Each ride was absolutely surreal. I think there were about 15 total. We flew high above the canopy, often disappearing into the thick clouds. When that happened, all you could see was white mist until the platform suddenly appeared in front of you. My favorite was the third line, which was about 800 meters long. About midway into the run, you shot through a hole of foliage in the canopy and then disappeared into the fog.
The second to last run was called the "Tarzan Swing," and for this one, they hooked you to a rope swing and then dropped you about 50 feet. It was awesome. We ended it with the longest run of the day- 1,000 meters. It was tandem, so Andrew and I flew down together. We picked up speed and then vanished into a huge cloud. When we finally emerged, there was the platform. Our ziplining adventure had come to an end, and there were nothing but smiles all around.

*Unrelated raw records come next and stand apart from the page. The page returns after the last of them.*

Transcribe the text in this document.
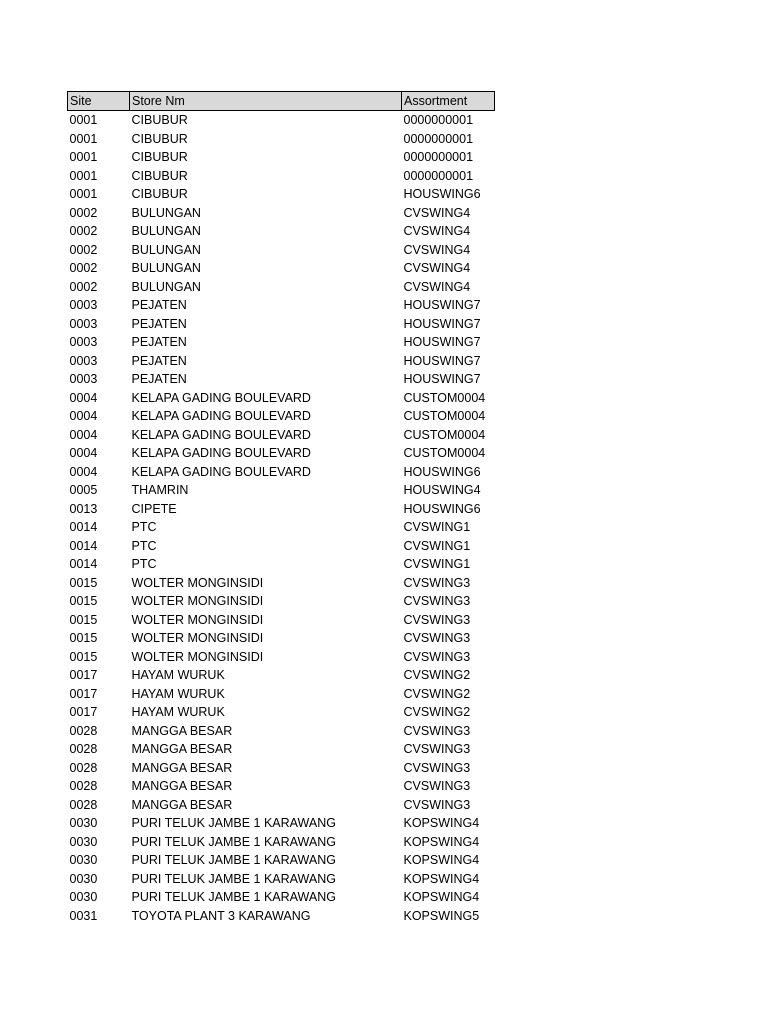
Site	Store Nm	Assortment
0001	CIBUBUR	0000000001
0001	CIBUBUR	0000000001
0001	CIBUBUR	0000000001
0001	CIBUBUR	0000000001
0001	CIBUBUR	HOUSWING6
0002	BULUNGAN	CVSWING4
0002	BULUNGAN	CVSWING4
0002	BULUNGAN	CVSWING4
0002	BULUNGAN	CVSWING4
0002	BULUNGAN	CVSWING4
0003	PEJATEN	HOUSWING7
0003	PEJATEN	HOUSWING7
0003	PEJATEN	HOUSWING7
0003	PEJATEN	HOUSWING7
0003	PEJATEN	HOUSWING7
0004	KELAPA GADING BOULEVARD	CUSTOM0004
0004	KELAPA GADING BOULEVARD	CUSTOM0004
0004	KELAPA GADING BOULEVARD	CUSTOM0004
0004	KELAPA GADING BOULEVARD	CUSTOM0004
0004	KELAPA GADING BOULEVARD	HOUSWING6
0005	THAMRIN	HOUSWING4
0013	CIPETE	HOUSWING6
0014	PTC	CVSWING1
0014	PTC	CVSWING1
0014	PTC	CVSWING1
0015	WOLTER MONGINSIDI	CVSWING3
0015	WOLTER MONGINSIDI	CVSWING3
0015	WOLTER MONGINSIDI	CVSWING3
0015	WOLTER MONGINSIDI	CVSWING3
0015	WOLTER MONGINSIDI	CVSWING3
0017	HAYAM WURUK	CVSWING2
0017	HAYAM WURUK	CVSWING2
0017	HAYAM WURUK	CVSWING2
0028	MANGGA BESAR	CVSWING3
0028	MANGGA BESAR	CVSWING3
0028	MANGGA BESAR	CVSWING3
0028	MANGGA BESAR	CVSWING3
0028	MANGGA BESAR	CVSWING3
0030	PURI TELUK JAMBE 1 KARAWANG	KOPSWING4
0030	PURI TELUK JAMBE 1 KARAWANG	KOPSWING4
0030	PURI TELUK JAMBE 1 KARAWANG	KOPSWING4
0030	PURI TELUK JAMBE 1 KARAWANG	KOPSWING4
0030	PURI TELUK JAMBE 1 KARAWANG	KOPSWING4
0031	TOYOTA PLANT 3 KARAWANG	KOPSWING5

I'm wrapping up today with a couple Imperials and watching scratchy coverage of the All-Star Game on the TV in the main lodge of the hostel. The rain is still coming down in strong bursts and the night is alive with noises of crickets and frogs. Earlier today, a friendly couple from Sammamish asked what the highlight of my trip has been. It was tough to give a definitive answer. We've done so much- exploring the jungles of Manuel Antonio, trekking up remote beaches in Montezuma, scuba diving in Tamarindo, and flying above the rainforest canopy in Monteverde.
Really, this trip was exactly what I needed. It's the perfect transition between six years in Hawaii and my new life in the Pacific Northwest. I've been able to step back, reflect, and put things in perspective. My main takeaway: Life is good. I am so, so fortunate for all these adventures and opportunities, and the people I've gotten to share them with. Pura Vida indeed.
The final run in our zipline adventure: 1,000 meters through a thick cloud above the canopy.